Ahora sí, par de pendejos. Se quitó la camisa y sacó de su pantalón su cajetilla de cerillos. La encendió y la echó hacia los cuerpos tendidos. ¡Te dije que te movieras, pendejo! gritaba. ¡Aquí está tu cheque de por vida!, ¡Aquí está tu saludo, puta de mierda! Y vio cómo los cuerpos se restregaban por el suelo diciendo cosas incomprensibles. La gente alrededor seguía mirando hasta que a la misma trabajadora que se le pidió activar el dispensador se le ocurrió usar la manguera de agua y pedirle a uno de sus compañeros que corriera por el extintor.
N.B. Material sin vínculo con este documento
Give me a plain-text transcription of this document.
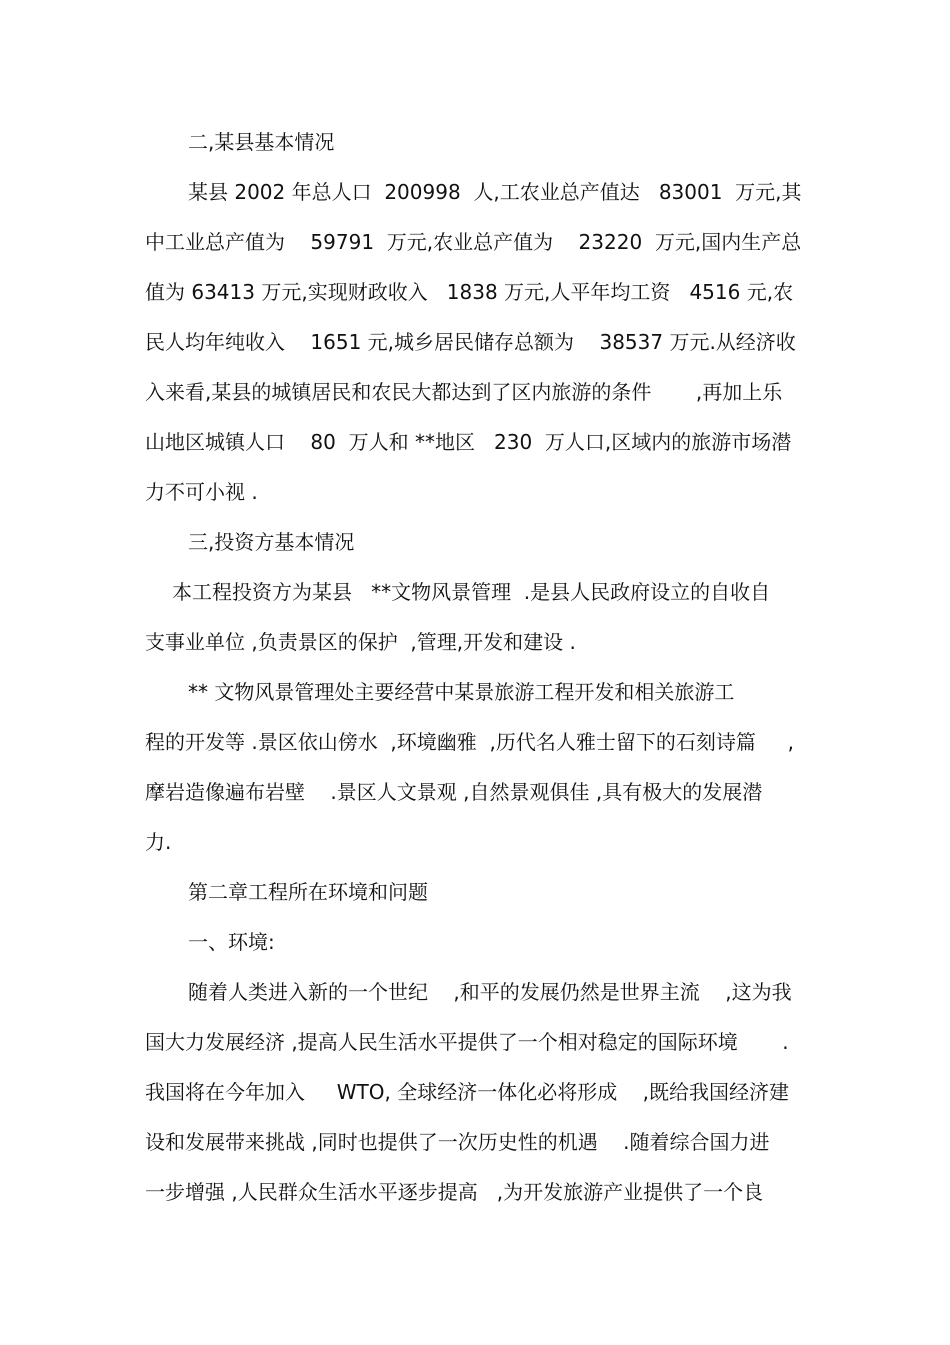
二,某县基本情况
某县 2002 年总人口  200998  人,工农业总产值达   83001  万元,其
中工业总产值为    59791  万元,农业总产值为    23220  万元,国内生产总
值为 63413 万元,实现财政收入   1838 万元,人平年均工资   4516 元,农
民人均年纯收入    1651 元,城乡居民储存总额为    38537 万元.从经济收
入来看,某县的城镇居民和农民大都达到了区内旅游的条件       ,再加上乐
山地区城镇人口    80  万人和 **地区   230  万人口,区域内的旅游市场潜
力不可小视 .
三,投资方基本情况
本工程投资方为某县   **文物风景管理  .是县人民政府设立的自收自
支事业单位 ,负责景区的保护  ,管理,开发和建设 .
** 文物风景管理处主要经营中某景旅游工程开发和相关旅游工
程的开发等 .景区依山傍水  ,环境幽雅  ,历代名人雅士留下的石刻诗篇     ,
摩岩造像遍布岩壁    .景区人文景观 ,自然景观俱佳 ,具有极大的发展潜
力.
第二章工程所在环境和问题
一、环境:
随着人类进入新的一个世纪    ,和平的发展仍然是世界主流    ,这为我
国大力发展经济 ,提高人民生活水平提供了一个相对稳定的国际环境       .
我国将在今年加入     WTO, 全球经济一体化必将形成    ,既给我国经济建
设和发展带来挑战 ,同时也提供了一次历史性的机遇    .随着综合国力进
一步增强 ,人民群众生活水平逐步提高   ,为开发旅游产业提供了一个良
Él comenzó a reír, soltó una carcajada que incluso en las grabaciones de los celulares se escucha distorsionada. Después echó a correr, como una especie de bestia, perdiéndose en la avenida entre automóviles detenidos y payasos haciendo funciones en las esquinas. Se perdió en la lejanía mientras los cuerpos se retorcían entre agua y agente extintor. Los rostros tenían los labios pegados.